Here is an equally valid forecast from a physicist. Government vote-buying programs will continue
to expand until it is impossible to borrow from China and Saudi Arabia to keep it going, so
the treasury will be forced to print money to meet its obligations. This will cause devaluation of the
dollar, which will lower the value of debt already held. This is an unstable feedback loop which will
end in the dollar being on par with the RMB and foreign goods being too expensive to import.
This will increase the demand for local
manufacturing, and force people out of service and government jobs into manufacturing and
construction.
lb
December 24th, 2009 at 5:52 pm
Blodget – I like your forecast and reference to the feedback loop.
There are good computer based high math financial modelling tools but government economists apply too many variable to use them.
You are right about dollar getting to par with RMB – that will be fun to watch on CNN News.

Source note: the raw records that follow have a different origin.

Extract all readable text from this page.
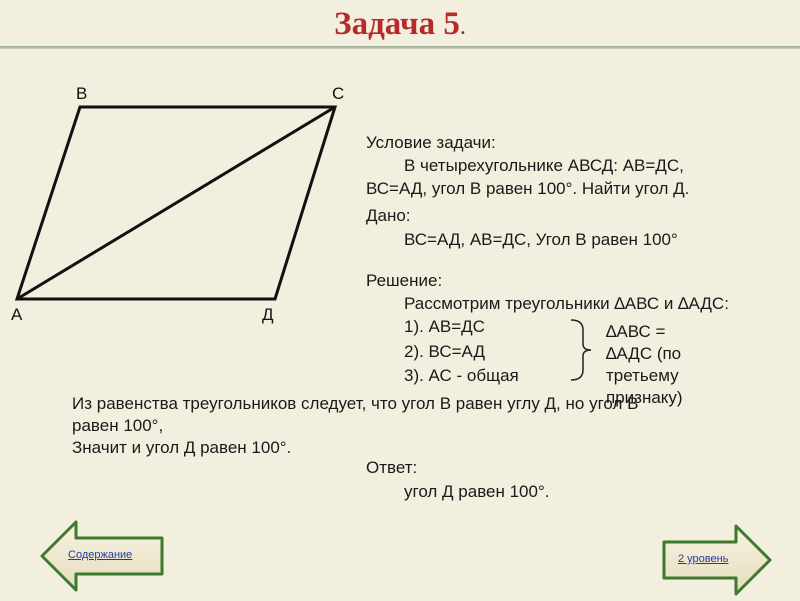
Задача 5.
В	С
А	Д
Условие задачи:
В четырехугольнике АВСД: АВ=ДС,
ВС=АД, угол В равен 100°. Найти угол Д.
Дано:
ВС=АД, АВ=ДС, Угол В равен 100°
Решение:
Рассмотрим треугольники ∆АВС и ∆АДС:
1). АВ=ДС
2). ВС=АД
3). АС - общая
∆АВС =
∆АДС (по
третьему
признаку)
Из равенства треугольников следует, что угол В равен углу Д, но угол В
равен 100°,
Значит и угол Д равен 100°.
Ответ:
угол Д равен 100°.
Содержание	2 уровень
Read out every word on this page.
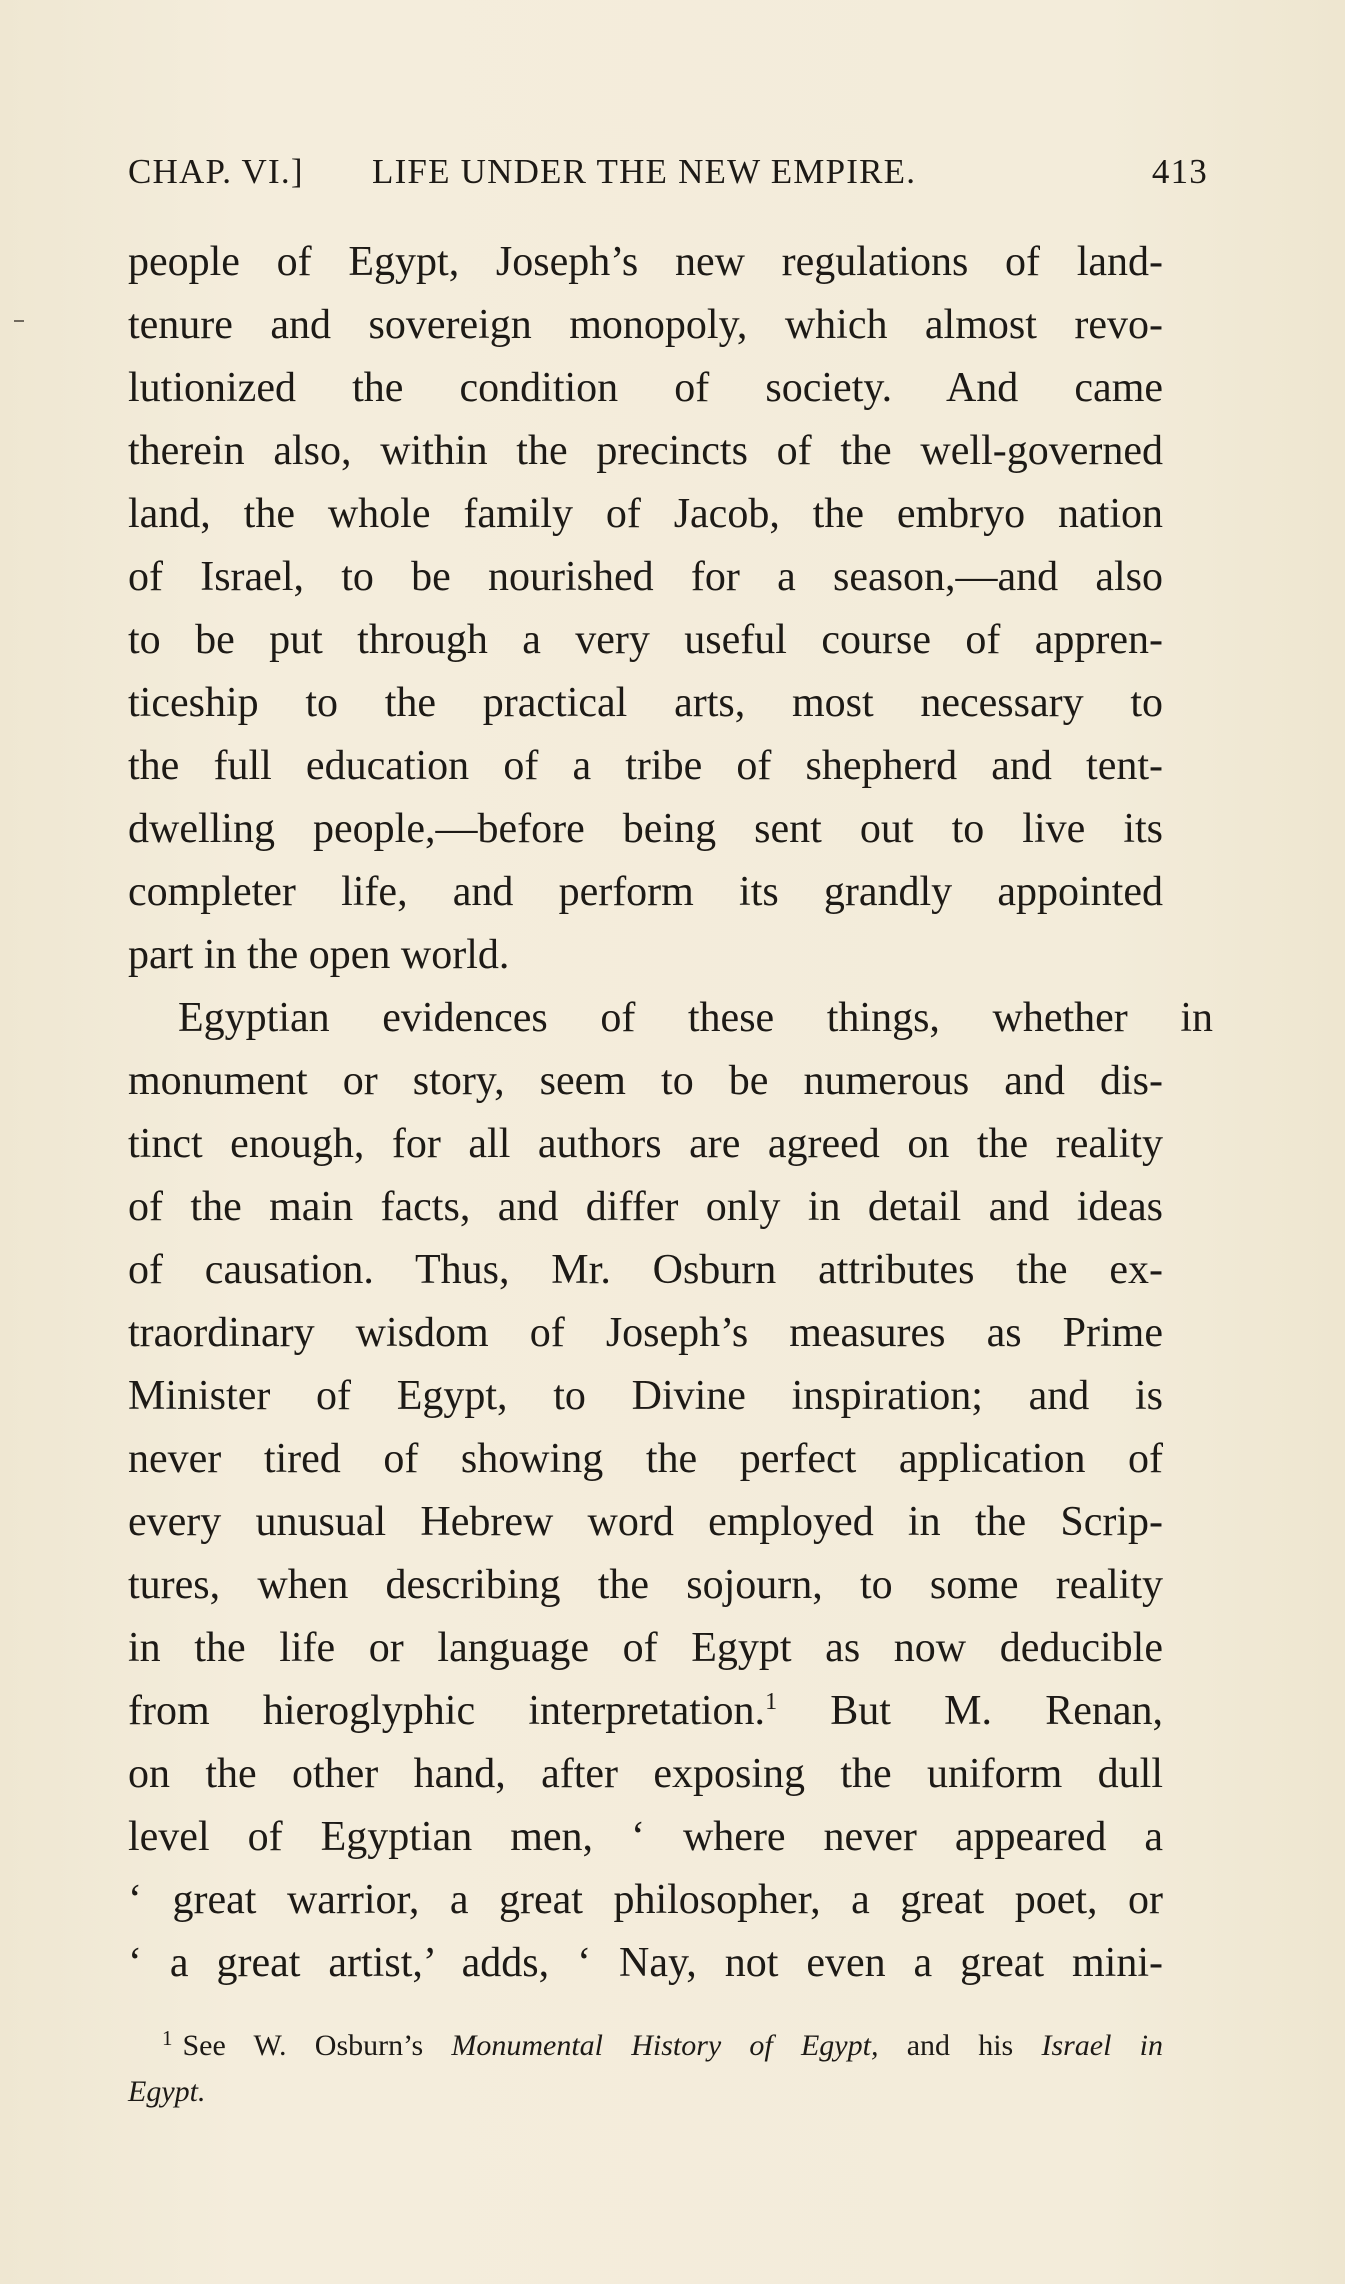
CHAP. VI.] LIFE UNDER THE NEW EMPIRE.	413
people of Egypt, Joseph’s new regulations of land-
tenure and sovereign monopoly, which almost revo-
lutionized the condition of society. And came
therein also, within the precincts of the well-governed
land, the whole family of Jacob, the embryo nation
of Israel, to be nourished for a season,—and also
to be put through a very useful course of appren-
ticeship to the practical arts, most necessary to
the full education of a tribe of shepherd and tent-
dwelling people,—before being sent out to live its
completer life, and perform its grandly appointed
part in the open world.
Egyptian evidences of these things, whether in
monument or story, seem to be numerous and dis-
tinct enough, for all authors are agreed on the reality
of the main facts, and differ only in detail and ideas
of causation. Thus, Mr. Osburn attributes the ex-
traordinary wisdom of Joseph’s measures as Prime
Minister of Egypt, to Divine inspiration; and is
never tired of showing the perfect application of
every unusual Hebrew word employed in the Scrip-
tures, when describing the sojourn, to some reality
in the life or language of Egypt as now deducible
from hieroglyphic interpretation.$^1$ But M. Renan,
on the other hand, after exposing the uniform dull
level of Egyptian men, ‘ where never appeared a
‘ great warrior, a great philosopher, a great poet, or
‘ a great artist,’ adds, ‘ Nay, not even a great mini-
$^1$ See W. Osburn’s Monumental History of Egypt, and his Israel in
Egypt.
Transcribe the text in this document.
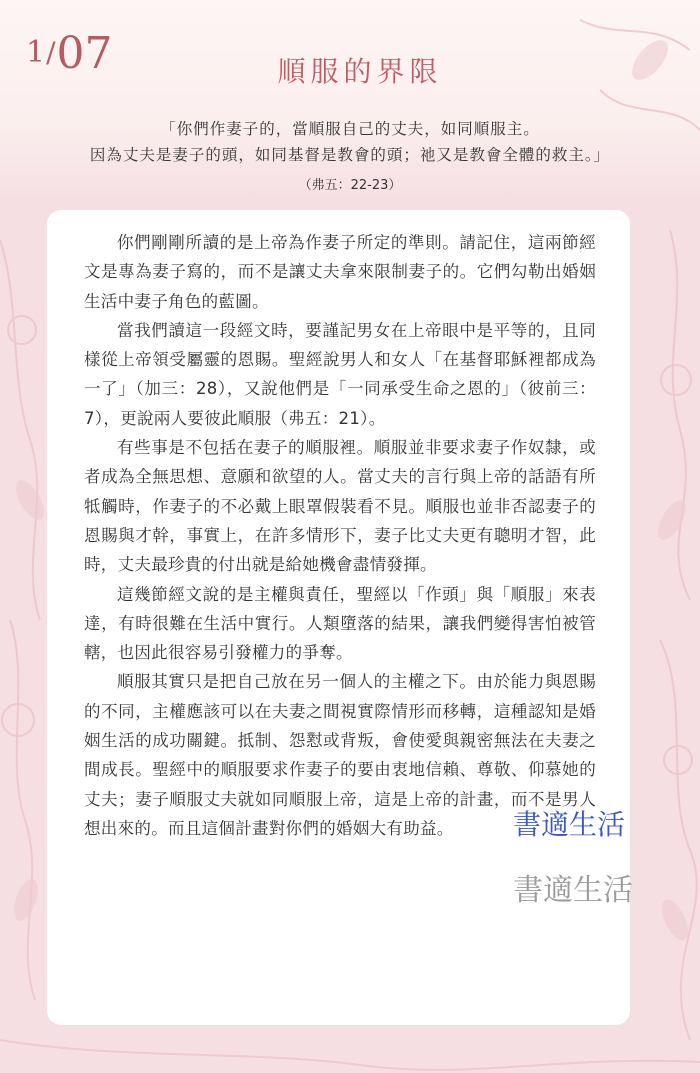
1/07	順服的界限
「你們作妻子的，當順服自己的丈夫，如同順服主。
因為丈夫是妻子的頭，如同基督是教會的頭；祂又是教會全體的救主。」
（弗五：22-23）

你們剛剛所讀的是上帝為作妻子所定的準則。請記住，這兩節經文是專為妻子寫的，而不是讓丈夫拿來限制妻子的。它們勾勒出婚姻生活中妻子角色的藍圖。

當我們讀這一段經文時，要謹記男女在上帝眼中是平等的，且同樣從上帝領受屬靈的恩賜。聖經說男人和女人「在基督耶穌裡都成為一了」（加三：28），又說他們是「一同承受生命之恩的」（彼前三：7），更說兩人要彼此順服（弗五：21）。

有些事是不包括在妻子的順服裡。順服並非要求妻子作奴隸，或者成為全無思想、意願和欲望的人。當丈夫的言行與上帝的話語有所牴觸時，作妻子的不必戴上眼罩假裝看不見。順服也並非否認妻子的恩賜與才幹，事實上，在許多情形下，妻子比丈夫更有聰明才智，此時，丈夫最珍貴的付出就是給她機會盡情發揮。

這幾節經文說的是主權與責任，聖經以「作頭」與「順服」來表達，有時很難在生活中實行。人類墮落的結果，讓我們變得害怕被管轄，也因此很容易引發權力的爭奪。

順服其實只是把自己放在另一個人的主權之下。由於能力與恩賜的不同，主權應該可以在夫妻之間視實際情形而移轉，這種認知是婚姻生活的成功關鍵。抵制、怨懟或背叛，會使愛與親密無法在夫妻之間成長。聖經中的順服要求作妻子的要由衷地信賴、尊敬、仰慕她的丈夫；妻子順服丈夫就如同順服上帝，這是上帝的計畫，而不是男人想出來的。而且這個計畫對你們的婚姻大有助益。	書適生活
書適生活
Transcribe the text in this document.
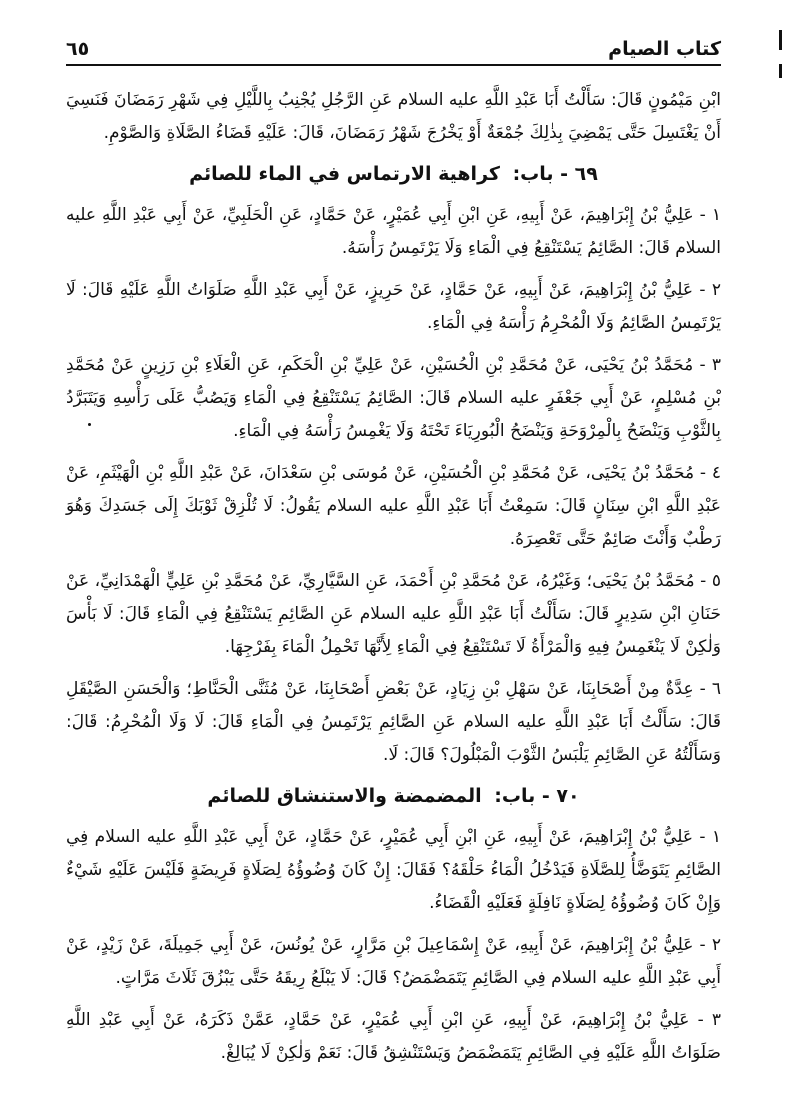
كتاب الصيام
٦٥

ابْنِ مَيْمُونٍ قَالَ: سَأَلْتُ أَبَا عَبْدِ اللَّهِ عليه السلام عَنِ الرَّجُلِ يُجْنِبُ بِاللَّيْلِ فِي شَهْرِ رَمَضَانَ فَنَسِيَ أَنْ يَغْتَسِلَ حَتَّى يَمْضِيَ بِذٰلِكَ جُمْعَةٌ أَوْ يَخْرُجَ شَهْرُ رَمَضَانَ، قَالَ: عَلَيْهِ قَضَاءُ الصَّلَاةِ وَالصَّوْمِ.

٦٩ - باب: كراهية الارتماس في الماء للصائم

١ - عَلِيُّ بْنُ إِبْرَاهِيمَ، عَنْ أَبِيهِ، عَنِ ابْنِ أَبِي عُمَيْرٍ، عَنْ حَمَّادٍ، عَنِ الْحَلَبِيِّ، عَنْ أَبِي عَبْدِ اللَّهِ عليه السلام قَالَ: الصَّائِمُ يَسْتَنْقِعُ فِي الْمَاءِ وَلَا يَرْتَمِسُ رَأْسَهُ.

٢ - عَلِيُّ بْنُ إِبْرَاهِيمَ، عَنْ أَبِيهِ، عَنْ حَمَّادٍ، عَنْ حَرِيزٍ، عَنْ أَبِي عَبْدِ اللَّهِ صَلَوَاتُ اللَّهِ عَلَيْهِ قَالَ: لَا يَرْتَمِسُ الصَّائِمُ وَلَا الْمُحْرِمُ رَأْسَهُ فِي الْمَاءِ.

٣ - مُحَمَّدُ بْنُ يَحْيَى، عَنْ مُحَمَّدِ بْنِ الْحُسَيْنِ، عَنْ عَلِيِّ بْنِ الْحَكَمِ، عَنِ الْعَلَاءِ بْنِ رَزِينٍ عَنْ مُحَمَّدِ بْنِ مُسْلِمٍ، عَنْ أَبِي جَعْفَرٍ عليه السلام قَالَ: الصَّائِمُ يَسْتَنْقِعُ فِي الْمَاءِ وَيَصُبُّ عَلَى رَأْسِهِ وَيَتَبَرَّدُ بِالثَّوْبِ وَيَنْضَحُ بِالْمِرْوَحَةِ وَيَنْضَحُ الْبُورِيَاءَ تَحْتَهُ وَلَا يَغْمِسُ رَأْسَهُ فِي الْمَاءِ.

٤ - مُحَمَّدُ بْنُ يَحْيَى، عَنْ مُحَمَّدِ بْنِ الْحُسَيْنِ، عَنْ مُوسَى بْنِ سَعْدَانَ، عَنْ عَبْدِ اللَّهِ بْنِ الْهَيْثَمِ، عَنْ عَبْدِ اللَّهِ ابْنِ سِنَانٍ قَالَ: سَمِعْتُ أَبَا عَبْدِ اللَّهِ عليه السلام يَقُولُ: لَا تُلْزِقْ ثَوْبَكَ إِلَى جَسَدِكَ وَهُوَ رَطْبٌ وَأَنْتَ صَائِمٌ حَتَّى تَعْصِرَهُ.

٥ - مُحَمَّدُ بْنُ يَحْيَى؛ وَغَيْرُهُ، عَنْ مُحَمَّدِ بْنِ أَحْمَدَ، عَنِ السَّيَّارِيِّ، عَنْ مُحَمَّدِ بْنِ عَلِيٍّ الْهَمْدَانِيِّ، عَنْ حَنَانِ ابْنِ سَدِيرٍ قَالَ: سَأَلْتُ أَبَا عَبْدِ اللَّهِ عليه السلام عَنِ الصَّائِمِ يَسْتَنْقِعُ فِي الْمَاءِ قَالَ: لَا بَأْسَ وَلٰكِنْ لَا يَنْغَمِسُ فِيهِ وَالْمَرْأَةُ لَا تَسْتَنْقِعُ فِي الْمَاءِ لِأَنَّهَا تَحْمِلُ الْمَاءَ بِفَرْجِهَا.

٦ - عِدَّةٌ مِنْ أَصْحَابِنَا، عَنْ سَهْلِ بْنِ زِيَادٍ، عَنْ بَعْضِ أَصْحَابِنَا، عَنْ مُثَنَّى الْحَنَّاطِ؛ وَالْحَسَنِ الصَّيْقَلِ قَالَ: سَأَلْتُ أَبَا عَبْدِ اللَّهِ عليه السلام عَنِ الصَّائِمِ يَرْتَمِسُ فِي الْمَاءِ قَالَ: لَا وَلَا الْمُحْرِمُ: قَالَ: وَسَأَلْتُهُ عَنِ الصَّائِمِ يَلْبَسُ الثَّوْبَ الْمَبْلُولَ؟ قَالَ: لَا.

٧٠ - باب: المضمضة والاستنشاق للصائم

١ - عَلِيُّ بْنُ إِبْرَاهِيمَ، عَنْ أَبِيهِ، عَنِ ابْنِ أَبِي عُمَيْرٍ، عَنْ حَمَّادٍ، عَنْ أَبِي عَبْدِ اللَّهِ عليه السلام فِي الصَّائِمِ يَتَوَضَّأُ لِلصَّلَاةِ فَيَدْخُلُ الْمَاءُ حَلْقَهُ؟ فَقَالَ: إِنْ كَانَ وُضُوؤُهُ لِصَلَاةٍ فَرِيضَةٍ فَلَيْسَ عَلَيْهِ شَيْءٌ وَإِنْ كَانَ وُضُوؤُهُ لِصَلَاةٍ نَافِلَةٍ فَعَلَيْهِ الْقَضَاءُ.

٢ - عَلِيُّ بْنُ إِبْرَاهِيمَ، عَنْ أَبِيهِ، عَنْ إِسْمَاعِيلَ بْنِ مَرَّارٍ، عَنْ يُونُسَ، عَنْ أَبِي جَمِيلَةَ، عَنْ زَيْدٍ، عَنْ أَبِي عَبْدِ اللَّهِ عليه السلام فِي الصَّائِمِ يَتَمَضْمَضُ؟ قَالَ: لَا يَبْلَعُ رِيقَهُ حَتَّى يَبْزُقَ ثَلَاثَ مَرَّاتٍ.

٣ - عَلِيُّ بْنُ إِبْرَاهِيمَ، عَنْ أَبِيهِ، عَنِ ابْنِ أَبِي عُمَيْرٍ، عَنْ حَمَّادٍ، عَمَّنْ ذَكَرَهُ، عَنْ أَبِي عَبْدِ اللَّهِ صَلَوَاتُ اللَّهِ عَلَيْهِ فِي الصَّائِمِ يَتَمَضْمَضُ وَيَسْتَنْشِقُ قَالَ: نَعَمْ وَلٰكِنْ لَا يُبَالِغْ.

December 26th, 2009 at 1:34 pm
“fire the lot of them” at the next election. Need to start a program to elect persons of same mind now… Let all elected officials know where they stand. All organizations of any type should understand what is happening to the USA. Get the GOP organized and without doubt fund it.
December 26th, 2009 at 2:32 pm
An “equally valid forecast from a physicist”… in the same sense that government economists publish equally valid theories of physics.
December 28th, 2009 at 10:27 am
These government lackeys couldn’t FIND a job in the private sector – that’s why they are where they are.